创建数据类型和monad时出错和混淆

时间:2017-12-06 11:37:36

标签: haskell

考虑下一段代码:

data Tile   = EmptyTile | X | O
data Player = Player1 | Player2

instance Show Tile where
    show EmptyTile = " "
    show X         = "X"
    show O         = "O"

data Board = (Tile, Tile, Tile, Tile, Tile, Tile, Tile, Tile, Tile)

emptyBoard :: Board
emptyBoard = (EmptyTile,EmptyTile,EmptyTile,EmptyTile,EmptyTile,EmptyTile,EmptyTile,EmptyTile,EmptyTile)

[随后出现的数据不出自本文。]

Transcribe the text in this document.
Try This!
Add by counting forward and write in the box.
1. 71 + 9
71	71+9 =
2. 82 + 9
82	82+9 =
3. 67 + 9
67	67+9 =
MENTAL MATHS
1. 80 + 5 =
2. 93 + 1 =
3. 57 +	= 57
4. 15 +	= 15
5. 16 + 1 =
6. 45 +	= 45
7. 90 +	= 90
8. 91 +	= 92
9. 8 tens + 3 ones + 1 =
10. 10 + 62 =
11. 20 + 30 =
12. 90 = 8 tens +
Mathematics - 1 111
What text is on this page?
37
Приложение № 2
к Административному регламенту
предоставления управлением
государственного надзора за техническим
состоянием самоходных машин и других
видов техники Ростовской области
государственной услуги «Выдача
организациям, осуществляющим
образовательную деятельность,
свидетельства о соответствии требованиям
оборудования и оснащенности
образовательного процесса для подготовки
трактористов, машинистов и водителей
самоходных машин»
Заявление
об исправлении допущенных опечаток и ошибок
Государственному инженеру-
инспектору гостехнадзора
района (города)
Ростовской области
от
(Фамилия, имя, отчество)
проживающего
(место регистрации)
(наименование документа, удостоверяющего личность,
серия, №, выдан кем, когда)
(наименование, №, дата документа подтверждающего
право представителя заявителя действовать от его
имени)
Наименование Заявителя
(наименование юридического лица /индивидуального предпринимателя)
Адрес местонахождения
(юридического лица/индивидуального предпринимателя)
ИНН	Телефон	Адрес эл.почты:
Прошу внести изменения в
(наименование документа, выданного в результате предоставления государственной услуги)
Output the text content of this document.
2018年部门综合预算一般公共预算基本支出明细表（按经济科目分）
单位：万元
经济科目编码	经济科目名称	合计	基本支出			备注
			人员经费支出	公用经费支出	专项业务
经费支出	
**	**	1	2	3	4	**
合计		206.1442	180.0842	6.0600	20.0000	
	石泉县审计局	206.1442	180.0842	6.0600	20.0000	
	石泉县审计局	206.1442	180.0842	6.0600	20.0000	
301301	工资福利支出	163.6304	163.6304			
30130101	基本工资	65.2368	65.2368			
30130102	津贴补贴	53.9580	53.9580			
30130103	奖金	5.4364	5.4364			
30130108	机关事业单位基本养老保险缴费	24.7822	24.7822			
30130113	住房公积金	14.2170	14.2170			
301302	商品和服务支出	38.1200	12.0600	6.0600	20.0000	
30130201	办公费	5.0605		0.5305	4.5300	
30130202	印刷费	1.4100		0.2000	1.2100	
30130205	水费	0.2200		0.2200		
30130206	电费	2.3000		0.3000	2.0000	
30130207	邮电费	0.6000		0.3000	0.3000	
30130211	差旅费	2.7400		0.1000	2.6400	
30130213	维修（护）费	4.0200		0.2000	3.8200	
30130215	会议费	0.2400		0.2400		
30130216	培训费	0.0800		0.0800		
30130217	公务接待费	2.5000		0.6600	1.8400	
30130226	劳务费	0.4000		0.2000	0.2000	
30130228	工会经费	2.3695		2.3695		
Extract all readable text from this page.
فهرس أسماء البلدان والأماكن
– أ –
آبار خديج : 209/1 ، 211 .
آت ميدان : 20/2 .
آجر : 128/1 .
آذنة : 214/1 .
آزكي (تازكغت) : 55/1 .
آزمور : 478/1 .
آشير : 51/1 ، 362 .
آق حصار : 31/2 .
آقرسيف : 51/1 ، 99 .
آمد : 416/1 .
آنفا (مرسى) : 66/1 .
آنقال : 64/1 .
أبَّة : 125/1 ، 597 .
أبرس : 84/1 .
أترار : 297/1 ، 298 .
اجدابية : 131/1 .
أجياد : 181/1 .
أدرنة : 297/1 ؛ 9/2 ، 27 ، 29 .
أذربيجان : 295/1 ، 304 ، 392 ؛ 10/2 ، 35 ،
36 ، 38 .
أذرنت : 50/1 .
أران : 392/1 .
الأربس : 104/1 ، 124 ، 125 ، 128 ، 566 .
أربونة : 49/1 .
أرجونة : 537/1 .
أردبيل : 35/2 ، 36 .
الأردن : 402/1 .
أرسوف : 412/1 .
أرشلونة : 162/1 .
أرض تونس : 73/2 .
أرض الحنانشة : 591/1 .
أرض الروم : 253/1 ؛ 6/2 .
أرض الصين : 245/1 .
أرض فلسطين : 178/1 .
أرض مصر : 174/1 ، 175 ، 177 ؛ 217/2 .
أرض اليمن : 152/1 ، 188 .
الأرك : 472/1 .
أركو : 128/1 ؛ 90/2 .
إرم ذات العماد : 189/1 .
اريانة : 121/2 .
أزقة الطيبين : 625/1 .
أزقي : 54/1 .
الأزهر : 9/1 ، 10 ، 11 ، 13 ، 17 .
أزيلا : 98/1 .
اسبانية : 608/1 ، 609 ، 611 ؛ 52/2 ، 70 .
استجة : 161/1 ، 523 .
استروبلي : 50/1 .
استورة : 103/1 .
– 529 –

instance Monad Board where
    return x = x
    f >>= x = x

我希望董事会成为一名单子。但问题是我得到以下错误 -

[1 of 1] Compiling Main             ( Main.hs, Main.o )

Main.hs:17:14: error:
    Illegal binding of built-in syntax: (,,,,,,,,)

需要更改哪些内容以便稍后可以将其定义为monad

2 个答案:

答案 0 :(得分:7)

每个data构造函数都必须具有明确的名称,例如您使用EmptyTileXOPlayer1Player2提供的名称。使用Board,没有这样的名字; Haskell将此视为

data Board = (,,,,,,,,) Tile Tile Tile Tile Tile Tile Tile Tile Tile

所以在这里,(,,,,,,,,)将是“构造函数名称”,但这在Haskell中实际上并不合法,因此错误。

只需选择自定义名称,例如无聊

data Board = Board Tile Tile Tile Tile Tile Tile Tile Tile Tile

现在,这不可能是一个monad:monad最重要的是functor,即在该参数中某种类型和协变参数化的东西。你可以通过用多态的东西替换那些硬编码的Tile字段来使它成为monad:

data Board t = Board t t t t t t t t t
    deriving (Functor)

ApplicativeMonad实例看起来比您提议的更为复杂。

您可以考虑这样的方法:您可以定义索引类型,而不是手动滚动Board数据结构:

data BoardIndex = Edge0 | Middle | Edge1
type Board t = (BoardIndex, BoardIndex) -> t

然后这将是一个没有任何进一步定义的monad,即 function monad ,它具有你可能想要的语义。它往往效率有点低,因为结果实际上并没有存储但总是在现场重新计算,但对于像Tic Tac Toe这样的东西几乎不重要。 (通过引入memoisation,您可以在以后轻松提高效率。)

答案 1 :(得分:4)

您写的是data,但是typenewtype

data Tile   = EmptyTile | X | O
data Player = Player1 | Player2

instance Show Tile where
    show EmptyTile = " "
    show X         = "X"
    show O         = "O"

type Board = (Tile, Tile, Tile, Tile, Tile, Tile, Tile, Tile, Tile)

emptyBoard :: Board
emptyBoard = (EmptyTile,EmptyTile,EmptyTile,EmptyTile,EmptyTile,EmptyTile,EmptyTile,EmptyTile,EmptyTile)
-- this won’t work
instance Monad Board where
    return x = x
    f >>= x = x

或者

data Tile   = EmptyTile | X | O
data Player = Player1 | Player2

instance Show Tile where
    show EmptyTile = " "
    show X         = "X"
    show O         = "O"

newtype Board = Board (Tile, Tile, Tile, Tile, Tile, Tile, Tile, Tile, Tile)

emptyBoard :: Board
emptyBoard = Board (EmptyTile,EmptyTile,EmptyTile,EmptyTile,EmptyTile,EmptyTile,EmptyTile,EmptyTile,EmptyTile)
-- this also won’t work 
instance Monad Board where
    return x = x
    f >>= x = x

同样值得注意的是,抽税的游戏中的董事会不会是Monad。一方面,它需要一个类型参数,另一方面,它显然永远不会满足法律。